As I write this report, the festival is only partly planned, but looks very exciting. Both Ligeti and Kurtag will be represented each night. The festival opens on January 26, with the New Juilliard Ensemble playing Kurtag's "...
quasi una fantasia ...," Op. 27, No. 1, for piano and instrumental groups, and Ligeti's spectacular concert aria from his opera Le Grand Macabre, a scena that is so challenging that it is usually performed in a trumpet transcription. (It got its New York premiere on the very first New Juilliard Ensemble concert in 1993, with soprano Nancy Allen Lundy. Brenda Rae will sing it on January 26.)

Focus! 2007: The Magyar Legacy
Hungarian Music After Bartok

Peter Jay Sharp Theater
Friday, Jan. 26-Friday, Feb. 2

Please see the Calendar of Events for more information.

Kurtag's work will mark the cimbalom debut of Juilliard percussion student Eric Roberts. Peter Eotvos, of the middle generation, will be represented by
Snatches of a Conversation (2001), for double-belled trumpet, rapper, and ensemble. In addition, there will be works by Zsolt Durko, Andras Szollosy, and Zoltan Jeney.

The festival closes on February 2 with the Juilliard Orchestra, conducted by Diego Masson. The major work is Ligeti's devilishly difficult Violin Concerto. We had hoped to make the festival symmetrical by including Kurtag's Op. 27, No. 2, for double orchestra, but when the hunt for two cimbaloms reached a dead end, we settled on his magnificent
Stele, which was performed on a Focus! program four years ago.
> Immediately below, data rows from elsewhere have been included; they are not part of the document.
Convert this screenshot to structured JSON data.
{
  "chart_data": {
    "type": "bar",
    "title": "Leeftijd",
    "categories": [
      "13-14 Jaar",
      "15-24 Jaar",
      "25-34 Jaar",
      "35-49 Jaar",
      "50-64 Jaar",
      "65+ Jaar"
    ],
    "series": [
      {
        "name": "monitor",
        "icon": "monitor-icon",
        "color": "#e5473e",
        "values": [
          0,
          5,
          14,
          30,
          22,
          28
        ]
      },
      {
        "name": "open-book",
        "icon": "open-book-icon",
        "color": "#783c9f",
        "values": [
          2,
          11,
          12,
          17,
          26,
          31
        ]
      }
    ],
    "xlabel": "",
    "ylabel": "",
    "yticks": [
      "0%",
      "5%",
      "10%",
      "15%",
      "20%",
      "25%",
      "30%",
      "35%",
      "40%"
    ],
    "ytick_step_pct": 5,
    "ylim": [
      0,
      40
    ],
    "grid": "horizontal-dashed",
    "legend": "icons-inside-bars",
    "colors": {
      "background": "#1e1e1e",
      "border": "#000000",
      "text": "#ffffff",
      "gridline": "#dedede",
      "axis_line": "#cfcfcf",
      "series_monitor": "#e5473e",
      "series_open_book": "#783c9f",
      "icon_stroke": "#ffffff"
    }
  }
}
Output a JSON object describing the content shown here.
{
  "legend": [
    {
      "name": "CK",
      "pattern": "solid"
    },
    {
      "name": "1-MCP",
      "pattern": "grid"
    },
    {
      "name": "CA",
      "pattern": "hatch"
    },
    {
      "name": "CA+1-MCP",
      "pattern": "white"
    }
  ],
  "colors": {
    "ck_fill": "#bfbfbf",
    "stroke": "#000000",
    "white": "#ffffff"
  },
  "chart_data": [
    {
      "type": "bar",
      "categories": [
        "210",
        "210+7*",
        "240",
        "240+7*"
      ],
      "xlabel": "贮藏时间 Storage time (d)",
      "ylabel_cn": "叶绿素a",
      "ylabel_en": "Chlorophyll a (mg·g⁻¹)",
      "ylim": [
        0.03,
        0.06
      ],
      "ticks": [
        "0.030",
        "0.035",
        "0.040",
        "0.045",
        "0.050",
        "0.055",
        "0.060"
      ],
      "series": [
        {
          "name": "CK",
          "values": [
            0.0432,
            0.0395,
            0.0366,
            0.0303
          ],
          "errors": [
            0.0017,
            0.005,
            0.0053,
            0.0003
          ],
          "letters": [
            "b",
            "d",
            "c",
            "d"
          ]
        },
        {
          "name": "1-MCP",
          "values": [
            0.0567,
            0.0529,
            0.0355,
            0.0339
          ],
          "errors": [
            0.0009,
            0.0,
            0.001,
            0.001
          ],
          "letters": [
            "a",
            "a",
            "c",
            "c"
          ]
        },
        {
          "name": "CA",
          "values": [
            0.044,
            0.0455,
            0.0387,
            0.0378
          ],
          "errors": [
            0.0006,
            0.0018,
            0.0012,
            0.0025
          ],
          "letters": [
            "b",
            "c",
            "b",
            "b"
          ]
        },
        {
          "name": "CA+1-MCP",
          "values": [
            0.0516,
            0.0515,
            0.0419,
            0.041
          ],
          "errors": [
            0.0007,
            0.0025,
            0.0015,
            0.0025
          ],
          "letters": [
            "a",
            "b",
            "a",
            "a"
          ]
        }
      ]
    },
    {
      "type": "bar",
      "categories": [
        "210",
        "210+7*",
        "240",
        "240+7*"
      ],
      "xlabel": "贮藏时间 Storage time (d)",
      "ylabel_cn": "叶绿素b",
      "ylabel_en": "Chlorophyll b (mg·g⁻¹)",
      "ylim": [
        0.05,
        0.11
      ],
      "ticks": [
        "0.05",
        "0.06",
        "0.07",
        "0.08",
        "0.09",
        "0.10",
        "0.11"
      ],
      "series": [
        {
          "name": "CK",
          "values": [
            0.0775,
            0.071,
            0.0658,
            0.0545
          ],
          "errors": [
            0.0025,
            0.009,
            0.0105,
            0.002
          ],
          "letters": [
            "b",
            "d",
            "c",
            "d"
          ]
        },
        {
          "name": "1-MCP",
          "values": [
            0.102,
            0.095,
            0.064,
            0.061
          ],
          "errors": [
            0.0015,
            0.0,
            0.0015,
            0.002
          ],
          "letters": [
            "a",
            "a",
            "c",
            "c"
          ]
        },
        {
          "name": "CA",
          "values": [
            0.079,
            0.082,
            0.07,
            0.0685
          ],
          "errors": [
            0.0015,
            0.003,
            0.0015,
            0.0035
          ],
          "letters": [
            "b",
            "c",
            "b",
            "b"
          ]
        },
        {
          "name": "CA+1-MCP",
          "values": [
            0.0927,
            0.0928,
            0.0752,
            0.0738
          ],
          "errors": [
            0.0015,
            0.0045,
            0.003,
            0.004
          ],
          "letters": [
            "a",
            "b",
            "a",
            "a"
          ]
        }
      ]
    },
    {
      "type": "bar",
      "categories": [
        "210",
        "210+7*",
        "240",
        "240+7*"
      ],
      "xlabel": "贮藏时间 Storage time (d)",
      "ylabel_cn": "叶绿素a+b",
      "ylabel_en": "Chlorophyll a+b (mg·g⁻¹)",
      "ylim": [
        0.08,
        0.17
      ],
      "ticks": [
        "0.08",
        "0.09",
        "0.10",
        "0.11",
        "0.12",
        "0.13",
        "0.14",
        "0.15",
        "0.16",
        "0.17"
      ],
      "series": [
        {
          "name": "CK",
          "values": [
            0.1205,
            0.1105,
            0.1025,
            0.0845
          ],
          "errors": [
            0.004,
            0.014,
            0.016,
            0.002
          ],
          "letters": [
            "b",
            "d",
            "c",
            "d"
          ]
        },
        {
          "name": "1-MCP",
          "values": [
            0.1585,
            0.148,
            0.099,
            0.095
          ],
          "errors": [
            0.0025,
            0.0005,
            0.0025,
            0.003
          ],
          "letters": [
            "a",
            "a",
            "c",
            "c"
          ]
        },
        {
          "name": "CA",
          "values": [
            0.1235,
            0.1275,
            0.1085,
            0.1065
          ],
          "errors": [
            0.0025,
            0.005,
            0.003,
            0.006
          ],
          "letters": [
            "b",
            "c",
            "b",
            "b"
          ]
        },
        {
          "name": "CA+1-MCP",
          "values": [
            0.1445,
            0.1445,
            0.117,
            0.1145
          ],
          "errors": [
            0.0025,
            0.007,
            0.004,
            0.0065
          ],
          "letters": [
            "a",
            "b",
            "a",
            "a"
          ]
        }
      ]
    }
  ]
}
Maestro Masson's program will also include Laszlo Tihanyi's 20 Night Impressions and Six Pieces for Orchestra by Endre Szervanszky.

The chamber concerts are in the process of being planned as I write this article. Works by Ligeti are in place, however—a group of solo harpsichord pieces, several piano etudes, the Sonata for Solo Viola, and the 10 Pieces for Wind Quintet. Once it is clear which pieces by Kurtag will be included, I shall face the stack of CDs and scores and valiantly try to select from a wealth of other riches. I hope that the result will be a cross-section of Hungarian music that will interest many other performers in finding repertory.

Joel Sachs, director of the New Juilliard Ensemble and the annual Focus! festival, has been a faculty member since 1970.